Gustin said she's concerned the city won't generate as much revenue as it expects if charging a fee drives groups to find new venues.

Three speakers who are part of small nonprofit groups that meet in the municipal center encouraged the council not to charge a rental fee.

"If you go forward with this policy, we will have to try to find other spaces," said Tim Yao of Naperville, a volunteer for National Novel Writing Month, which takes place every November.

But council members pointed out that other governmental organizations, such as the Naperville Public Library, Naperville Park District, Naperville Unit District 203 and Indian Prairie Unit District 204 all charge rental fees. According to a memo from Deputy City Manager Marcie Schatz and Executive Assistant Reggie Lynch, those fees range between $21 and $60 per hour or up to $70 for a 3½-hour span.

The city might risk losing public support from groups that use its space if a fee were to be charged, speakers said.
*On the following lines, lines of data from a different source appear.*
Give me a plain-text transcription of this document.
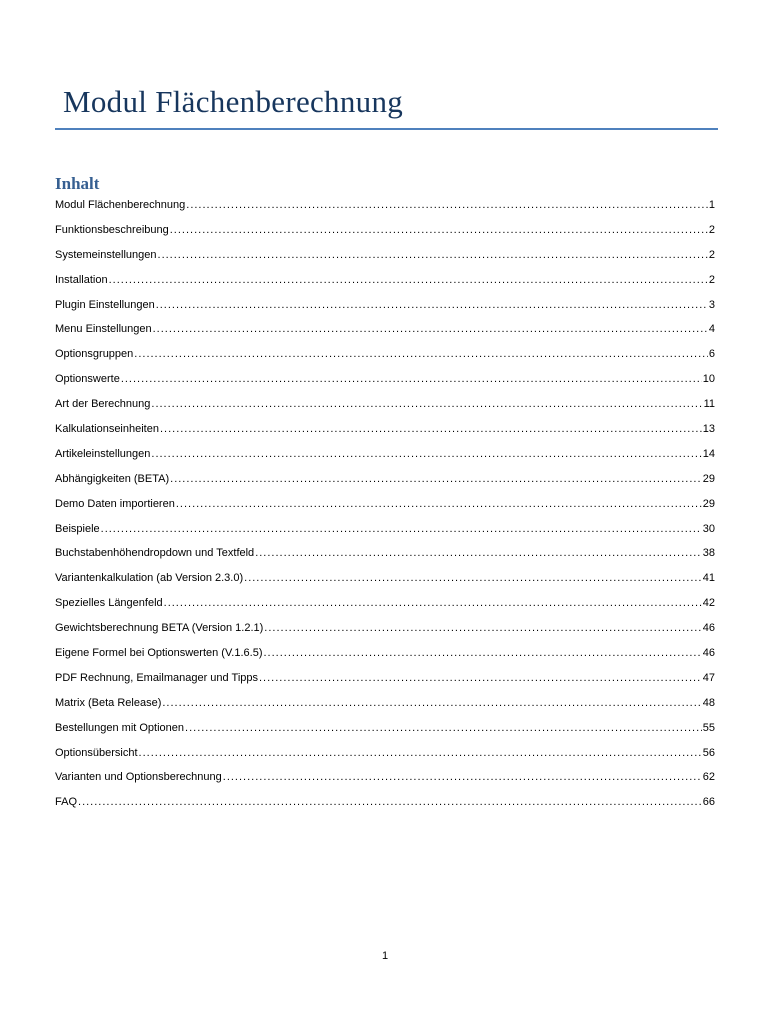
Modul Flächenberechnung
Inhalt
Modul Flächenberechnung .....	1
Funktionsbeschreibung .....	2
Systemeinstellungen .....	2
Installation .....	2
Plugin Einstellungen .....	3
Menu Einstellungen .....	4
Optionsgruppen .....	6
Optionswerte .....	10
Art der Berechnung .....	11
Kalkulationseinheiten .....	13
Artikeleinstellungen .....	14
Abhängigkeiten (BETA) .....	29
Demo Daten importieren .....	29
Beispiele .....	30
Buchstabenhöhendropdown und Textfeld .....	38
Variantenkalkulation (ab Version 2.3.0) .....	41
Spezielles Längenfeld .....	42
Gewichtsberechnung BETA (Version 1.2.1) .....	46
Eigene Formel bei Optionswerten (V.1.6.5) .....	46
PDF Rechnung, Emailmanager und Tipps .....	47
Matrix (Beta Release) .....	48
Bestellungen mit Optionen .....	55
Optionsübersicht .....	56
Varianten und Optionsberechnung .....	62
FAQ .....	66
1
"The city, by supporting us, creates a lot of goodwill around everyone who comes here and knows of our organization," said Wayne Piccin with an Italian cultural group called Amici Club. "Our dues will not support paying even the small fee that you're talking about for the rental of the rooms."

                                                                                                                                                                                                                       
 

Chirico said there must be a middle ground between continuing to offer the spaces free and charging an amount that drives civic groups away and creates animosity.

"There's a solution someplace here," Chirico said. "I understand that we don't want to prevent people from being able to use this facility. But there's a reasonable argument from other taxpayers who say 'Why should my tax dollars be used to supplement a select group of people?'"

Council members will consider the rental fee proposal again during a future meeting.